/Identify-Customer-Segments

This final project in the Unsupervised Learning section, is part of Udacity's Machine Learning Nanodegree program. I have enjoyed working on it and learned a lot :)

Primary LanguageJupyter Notebook

Customer Segments [Unsupervised Machine Learning]

This final project in the Unsupervised Learning section, is part of Udacity's Machine Learning Nanodegree program. I have enjoyed working on it and learned a lot :)

Project Overview

In this project, I applied unsupervised learning techniques to identify segments of the population that form the core customer base for a mail-order sales company in Germany. These segments I used to direct marketing campaigns towards audiences that will have the highest expected rate of returns. I used K-means to the general population into clusters, then I used those clusters to see which of them comprise the main user base for the company. In addition, the dataset in this project required several assessment and cleaning steps before I applied K-means. The ability to perform data wrangling and the ability to make decisions on data were both valuable skills that I practiced in this project.

Project Details

Step 0: The Data

I worked with real-life data provided by Bertelsmann partners AZ Direct and Arvato Finance Solution. The data here concerns a company that performs mail-order sales in Germany.

  • Udacity_AZDIAS_Subset.csv: Demographic data for the general population of Germany; 891211 persons (rows) x 85 features (columns).
  • Udacity_CUSTOMERS_Subset.csv: Demographic data for customers of a mail-order company; 191652 persons (rows) x 85 features (columns).
  • Data_Dictionary.md: Information file about the features in the provided datasets.
  • AZDIAS_Feature_Summary.csv: Summary of feature attributes for demographic data.
  • Identify_Customer_Segments.ipynb: Jupyter Notebook divided into sections and guidelines for completing the project.

Step 1: Preprocessing

When you start an analysis, you must first explore and understand the data that you are working with. In this (and the next) step of the project, I worked with the general demographics data. The key points were:

  • How are missing or unknown values encoded in the data? Are there certain features (columns) that should be removed from the analysis because of missing data? Are there certain data points (rows) that should be treated separately from the rest?
  • Consider the level of measurement for each feature in the dataset (e.g. categorical, ordinal, numeric). What assumptions must be made in order to use each feature in the final analysis? Are there features that need to be re-encoded before they can be used? Are there additional features that can be dropped at this stage? I created a cleaning procedure that I applied first to the general demographic data, then later to the customers data.

Step 2: Feature Transformation

At this step, the data is clean, so used dimensionality reduction techniques to identify relationships between variables in the dataset, resulting in the creation of a new set of variables that account for those correlations. In this stage of the project, I attended to the following points:

  • The first technique is feature scaling.
  • Once I have scaled the features, I applied principal component analysis (PCA) to find the vectors of maximal variability. How much variability in the data does each principal component capture? Can you interpret associations between original features in your dataset based on the weights given on the strongest components? How many components will you keep as part of the dimensionality reduction process?

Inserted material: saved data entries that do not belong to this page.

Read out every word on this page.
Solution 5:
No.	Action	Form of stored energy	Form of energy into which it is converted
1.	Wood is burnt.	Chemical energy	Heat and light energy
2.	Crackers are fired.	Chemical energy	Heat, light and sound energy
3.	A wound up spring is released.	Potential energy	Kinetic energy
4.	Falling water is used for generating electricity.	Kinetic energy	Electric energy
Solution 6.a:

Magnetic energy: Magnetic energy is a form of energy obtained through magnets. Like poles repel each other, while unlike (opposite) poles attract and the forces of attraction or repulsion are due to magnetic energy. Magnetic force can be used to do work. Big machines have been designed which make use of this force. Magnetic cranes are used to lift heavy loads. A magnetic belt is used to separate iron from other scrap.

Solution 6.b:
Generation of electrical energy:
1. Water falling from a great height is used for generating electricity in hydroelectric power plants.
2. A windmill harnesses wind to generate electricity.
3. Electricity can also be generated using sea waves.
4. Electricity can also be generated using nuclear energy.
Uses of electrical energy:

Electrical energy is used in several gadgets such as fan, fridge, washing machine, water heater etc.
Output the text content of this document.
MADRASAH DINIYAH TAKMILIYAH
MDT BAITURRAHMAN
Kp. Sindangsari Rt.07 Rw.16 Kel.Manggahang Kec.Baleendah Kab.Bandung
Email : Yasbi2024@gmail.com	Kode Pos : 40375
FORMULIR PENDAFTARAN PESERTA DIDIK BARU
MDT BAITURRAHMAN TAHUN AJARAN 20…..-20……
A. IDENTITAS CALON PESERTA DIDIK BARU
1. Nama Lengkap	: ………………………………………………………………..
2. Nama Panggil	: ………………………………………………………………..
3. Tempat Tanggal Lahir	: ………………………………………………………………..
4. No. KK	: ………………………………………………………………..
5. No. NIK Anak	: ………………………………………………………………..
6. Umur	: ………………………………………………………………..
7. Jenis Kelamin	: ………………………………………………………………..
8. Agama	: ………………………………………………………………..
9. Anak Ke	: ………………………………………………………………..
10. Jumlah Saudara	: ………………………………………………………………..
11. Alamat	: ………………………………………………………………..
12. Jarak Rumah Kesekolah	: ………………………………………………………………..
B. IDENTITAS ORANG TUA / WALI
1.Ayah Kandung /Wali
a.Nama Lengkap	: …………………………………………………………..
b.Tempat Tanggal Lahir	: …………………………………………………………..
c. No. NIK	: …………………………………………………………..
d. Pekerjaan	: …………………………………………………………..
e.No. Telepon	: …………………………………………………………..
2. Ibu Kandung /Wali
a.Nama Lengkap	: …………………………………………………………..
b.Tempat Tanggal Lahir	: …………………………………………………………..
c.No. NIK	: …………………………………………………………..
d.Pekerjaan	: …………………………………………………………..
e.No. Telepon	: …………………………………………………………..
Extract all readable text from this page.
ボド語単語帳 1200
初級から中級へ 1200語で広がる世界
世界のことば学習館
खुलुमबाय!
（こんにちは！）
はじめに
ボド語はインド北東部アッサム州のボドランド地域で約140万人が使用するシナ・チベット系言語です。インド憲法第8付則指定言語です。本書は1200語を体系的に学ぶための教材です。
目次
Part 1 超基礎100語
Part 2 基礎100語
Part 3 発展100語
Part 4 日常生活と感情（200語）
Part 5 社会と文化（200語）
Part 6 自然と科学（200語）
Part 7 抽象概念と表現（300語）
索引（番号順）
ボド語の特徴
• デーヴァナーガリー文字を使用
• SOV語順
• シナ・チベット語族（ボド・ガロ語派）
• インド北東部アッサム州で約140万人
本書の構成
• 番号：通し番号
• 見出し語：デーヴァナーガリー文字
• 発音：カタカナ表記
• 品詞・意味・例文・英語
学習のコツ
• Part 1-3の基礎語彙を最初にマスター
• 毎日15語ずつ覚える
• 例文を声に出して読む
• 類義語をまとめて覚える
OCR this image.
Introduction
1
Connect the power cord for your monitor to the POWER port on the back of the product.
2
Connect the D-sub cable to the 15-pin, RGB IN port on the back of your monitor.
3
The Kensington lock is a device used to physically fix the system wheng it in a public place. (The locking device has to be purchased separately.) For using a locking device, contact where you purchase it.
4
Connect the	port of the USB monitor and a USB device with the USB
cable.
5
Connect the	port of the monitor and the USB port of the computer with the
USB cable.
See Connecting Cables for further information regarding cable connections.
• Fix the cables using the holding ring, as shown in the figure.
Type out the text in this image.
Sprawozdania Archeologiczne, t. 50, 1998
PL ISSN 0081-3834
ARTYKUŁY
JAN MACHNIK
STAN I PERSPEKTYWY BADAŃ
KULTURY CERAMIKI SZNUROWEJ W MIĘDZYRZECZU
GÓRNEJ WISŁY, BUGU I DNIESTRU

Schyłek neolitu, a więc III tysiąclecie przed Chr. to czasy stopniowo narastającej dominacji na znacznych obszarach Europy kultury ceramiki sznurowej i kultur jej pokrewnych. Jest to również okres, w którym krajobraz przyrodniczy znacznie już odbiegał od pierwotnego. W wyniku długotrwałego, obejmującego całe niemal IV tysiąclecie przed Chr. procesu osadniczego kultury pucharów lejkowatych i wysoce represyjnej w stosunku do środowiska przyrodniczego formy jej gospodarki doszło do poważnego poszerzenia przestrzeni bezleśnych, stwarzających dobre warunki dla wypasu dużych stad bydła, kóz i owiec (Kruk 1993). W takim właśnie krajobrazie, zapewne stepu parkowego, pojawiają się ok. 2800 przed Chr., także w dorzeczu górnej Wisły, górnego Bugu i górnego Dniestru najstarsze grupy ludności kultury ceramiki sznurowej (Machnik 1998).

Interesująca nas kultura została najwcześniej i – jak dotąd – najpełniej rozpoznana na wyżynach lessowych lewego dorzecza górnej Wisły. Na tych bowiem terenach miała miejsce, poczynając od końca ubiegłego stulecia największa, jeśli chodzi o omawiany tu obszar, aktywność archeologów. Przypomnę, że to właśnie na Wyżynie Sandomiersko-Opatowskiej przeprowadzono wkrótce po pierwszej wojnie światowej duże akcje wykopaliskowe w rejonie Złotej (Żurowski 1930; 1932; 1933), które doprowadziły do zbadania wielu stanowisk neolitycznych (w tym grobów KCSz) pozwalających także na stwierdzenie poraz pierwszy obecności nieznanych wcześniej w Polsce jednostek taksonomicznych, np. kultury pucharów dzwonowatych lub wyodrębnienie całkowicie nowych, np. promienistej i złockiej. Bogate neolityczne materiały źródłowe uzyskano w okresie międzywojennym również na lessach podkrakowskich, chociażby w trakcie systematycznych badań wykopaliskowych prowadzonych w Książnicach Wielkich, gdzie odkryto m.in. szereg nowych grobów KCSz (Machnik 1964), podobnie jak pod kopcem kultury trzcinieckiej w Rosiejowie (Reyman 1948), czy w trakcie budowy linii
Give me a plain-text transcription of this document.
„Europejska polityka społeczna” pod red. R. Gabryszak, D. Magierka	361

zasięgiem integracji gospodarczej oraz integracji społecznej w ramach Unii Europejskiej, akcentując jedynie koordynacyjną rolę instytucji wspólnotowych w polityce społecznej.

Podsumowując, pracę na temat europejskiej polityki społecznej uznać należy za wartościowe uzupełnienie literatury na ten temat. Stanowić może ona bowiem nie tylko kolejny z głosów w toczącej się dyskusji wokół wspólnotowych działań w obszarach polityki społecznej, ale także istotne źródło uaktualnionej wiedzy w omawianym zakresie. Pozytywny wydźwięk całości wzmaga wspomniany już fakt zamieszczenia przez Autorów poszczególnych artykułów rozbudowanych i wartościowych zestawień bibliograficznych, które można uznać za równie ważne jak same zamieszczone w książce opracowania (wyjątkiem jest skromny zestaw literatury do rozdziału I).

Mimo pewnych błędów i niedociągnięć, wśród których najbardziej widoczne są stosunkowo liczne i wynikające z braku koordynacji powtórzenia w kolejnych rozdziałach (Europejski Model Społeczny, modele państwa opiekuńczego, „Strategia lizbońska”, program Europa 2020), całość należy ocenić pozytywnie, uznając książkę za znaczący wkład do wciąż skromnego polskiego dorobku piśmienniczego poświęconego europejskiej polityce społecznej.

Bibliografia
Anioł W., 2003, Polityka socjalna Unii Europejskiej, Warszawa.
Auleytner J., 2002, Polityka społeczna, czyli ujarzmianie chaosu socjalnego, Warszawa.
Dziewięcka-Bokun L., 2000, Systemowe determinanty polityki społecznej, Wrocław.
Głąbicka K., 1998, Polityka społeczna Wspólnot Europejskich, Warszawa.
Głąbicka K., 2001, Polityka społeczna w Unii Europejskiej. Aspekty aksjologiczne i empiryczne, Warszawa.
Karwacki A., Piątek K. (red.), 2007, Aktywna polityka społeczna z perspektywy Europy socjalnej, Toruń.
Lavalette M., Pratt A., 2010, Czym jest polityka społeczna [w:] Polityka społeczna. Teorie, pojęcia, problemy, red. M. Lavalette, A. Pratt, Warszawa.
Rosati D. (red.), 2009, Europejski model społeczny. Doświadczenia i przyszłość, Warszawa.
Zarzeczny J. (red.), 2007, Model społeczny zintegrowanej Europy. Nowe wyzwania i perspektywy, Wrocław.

Step 3: Clustering Finally, I applied clustering techniques to identify groups in the general demographic data. Then applied the same clustering model to the customers dataset to see how market segments differ between the general population and the mail-order sales company. I tackled the following points in this stage:

  • Use the k-means method to cluster the demographic data into groups. How should you make a decision on how many clusters to use?
  • Apply the techniques and models that you fit on the demographic data to the customers data: data cleaning, feature scaling, PCA, and k-means clustering. Compare the distribution of people by cluster for the customer data to that of the general population. Can you say anything about which types of people are likely consumers for the mail-order sales company?

Software and Libraries

This project uses Python 3 and is designed to be completed through the Jupyter Notebooks IDE. It is highly recommended that you use the Anaconda distribution to install Python, since the distribution includes all necessary Python libraries as well as Jupyter Notebooks. The following libraries are expected to be used in this project:

  • NumPy
  • pandas
  • Sklearn / scikit-learn
  • Matplotlib (for data visualization)
  • Seaborn (for data visualization)

Run

In a terminal or command window, navigate to the top-level project directory (where you save it) and run one of the following commands:

ipython notebook Identify_Customer_Segments.ipynb

or

jupyter notebook Identify_Customer_Segments.ipynb

This will open the iPython Notebook software and project file in your browser.